Apprendre à connaître les besoins de son enfant

« L’enfant est un être en construction, rappelle le docteur Lazimi. Il apprend par l’expérience de ses relations avec les autres. Il y a donc de fortes chances pour qu’il reproduise plus tard le même modèle éducatif. » Le médecin insiste sur la grande vulnérabilité psychique des enfants, et précise par ailleurs que « 50 % des enfants reçoivent des tapes ou des fessées avant l’âge de deux ans ». Or un enfant, dans ses premières années de vie n’existe qu’à travers le regard de ses parents.

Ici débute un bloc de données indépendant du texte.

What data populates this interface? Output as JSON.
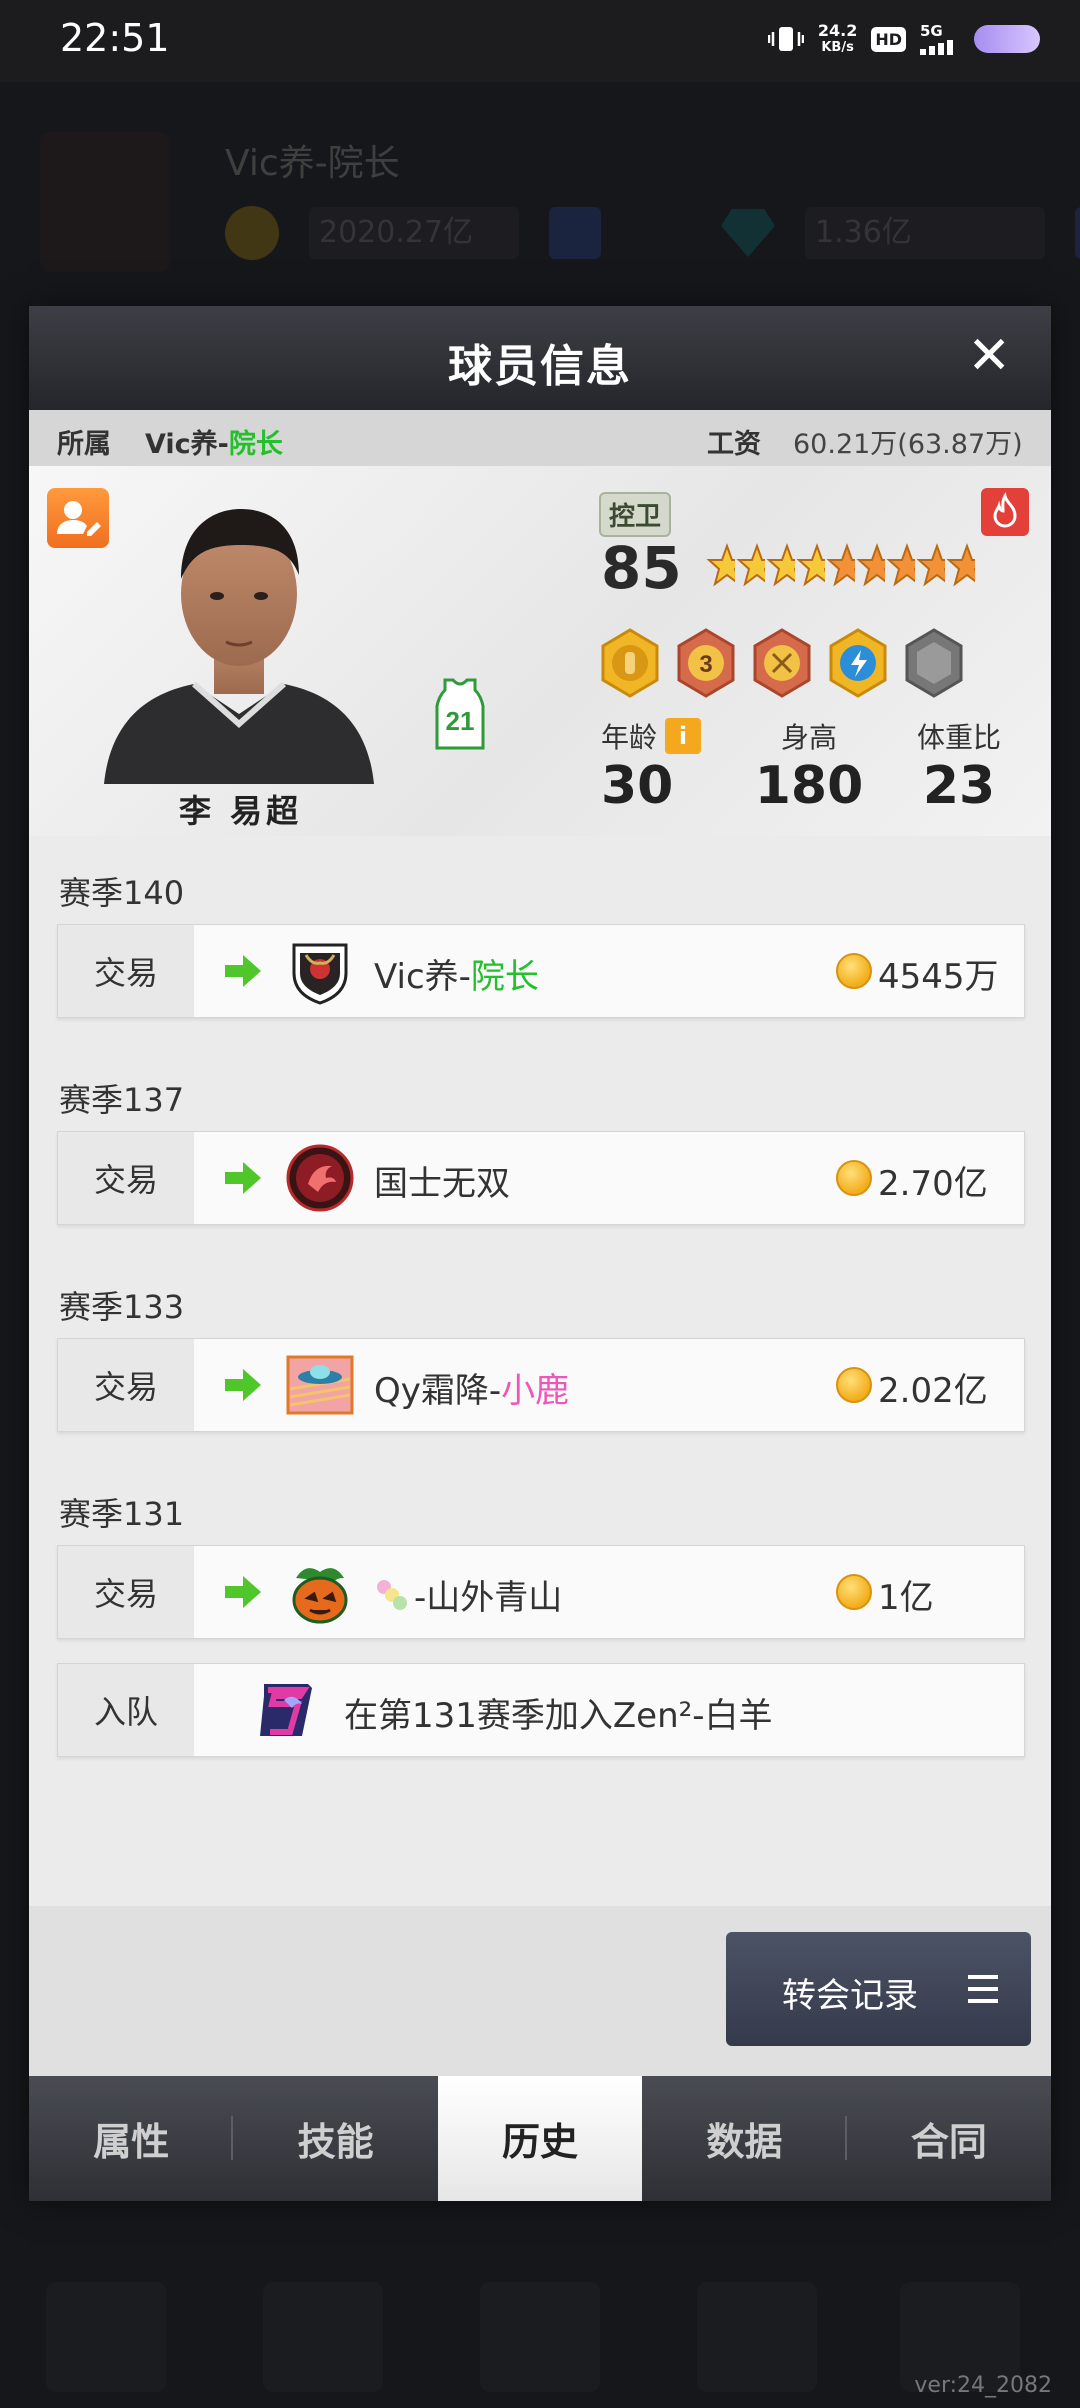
{
  "status_bar": {
    "time": "22:51",
    "net_speed_value": "24.2",
    "net_speed_unit": "KB/s",
    "hd": "HD",
    "network": "5G"
  },
  "background": {
    "team_name": "Vic养-院长",
    "gold": "2020.27亿",
    "diamonds": "1.36亿",
    "version": "ver:24_2082"
  },
  "modal": {
    "title": "球员信息",
    "close_icon": "close-icon",
    "affiliation_label": "所属",
    "affiliation_team_main": "Vic养-",
    "affiliation_team_tag": "院长",
    "salary_label": "工资",
    "salary_value": "60.21万(63.87万)"
  },
  "player": {
    "name": "李 易超",
    "position": "控卫",
    "rating": "85",
    "stars": 9,
    "jersey_number": "21",
    "age_label": "年龄",
    "age_value": "30",
    "height_label": "身高",
    "height_value": "180",
    "weight_ratio_label": "体重比",
    "weight_ratio_value": "23",
    "info_icon": "i"
  },
  "history": [
    {
      "season": "赛季140",
      "type": "交易",
      "team_main": "Vic养-",
      "team_tag": "院长",
      "tag_color": "#22c02a",
      "amount": "4545万"
    },
    {
      "season": "赛季137",
      "type": "交易",
      "team_main": "国士无双",
      "team_tag": "",
      "tag_color": "",
      "amount": "2.70亿"
    },
    {
      "season": "赛季133",
      "type": "交易",
      "team_main": "Qy霜降-",
      "team_tag": "小鹿",
      "tag_color": "#ee57b8",
      "amount": "2.02亿"
    },
    {
      "season": "赛季131",
      "type": "交易",
      "team_main": "-山外青山",
      "team_tag": "",
      "tag_color": "",
      "amount": "1亿"
    },
    {
      "season": "",
      "type": "入队",
      "join_text": "在第131赛季加入Zen²-白羊"
    }
  ],
  "footer": {
    "transfer_button": "转会记录",
    "menu_icon": "menu-icon"
  },
  "tabs": [
    "属性",
    "技能",
    "历史",
    "数据",
    "合同"
  ],
  "active_tab": "历史"
}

Si l’on perd patience et qu’on laisse échapper une parole vexante ou un geste brutal (personne n’est infaillible), il peut comprendre que l’on s’est emporté à tort si on prend le temps de lui expliquer. Apprendre à connaître les besoins de son enfant et le laisser exprimer ses émotions est primordial pour qu’il s’épanouisse.

 

Les mots qui rabaissent

Les mots peuvent blesser et leur portée ne doit pas non plus être minimisée. Les parents ne mesurent en effet pas toujours l’impact de certaines phrases prononcées sous le coup de la colère, comme : « Tu me fais honte », « Mais qu’est-ce j’ai fait pour avoir un fils comme toi ? », ou encore « Ton frère est bien plus intelligent que toi ». Ainsi, l’angoisse, l’anxiété, le manque de confiance en soi, l’agressivité chez des personnes adultes sont souvent liés aux violences verbales éducatives vécues pendant l’enfance. « Quand on est adulte, on a le bagage pour comprendre, alors que ce n’est pas le cas de l’enfant, chez qui les mots restent ancrés. », souligne Gilles Lazimi, coordinateur des campagnes de sensibilisation contre la violence éducative ordinaire (VEO).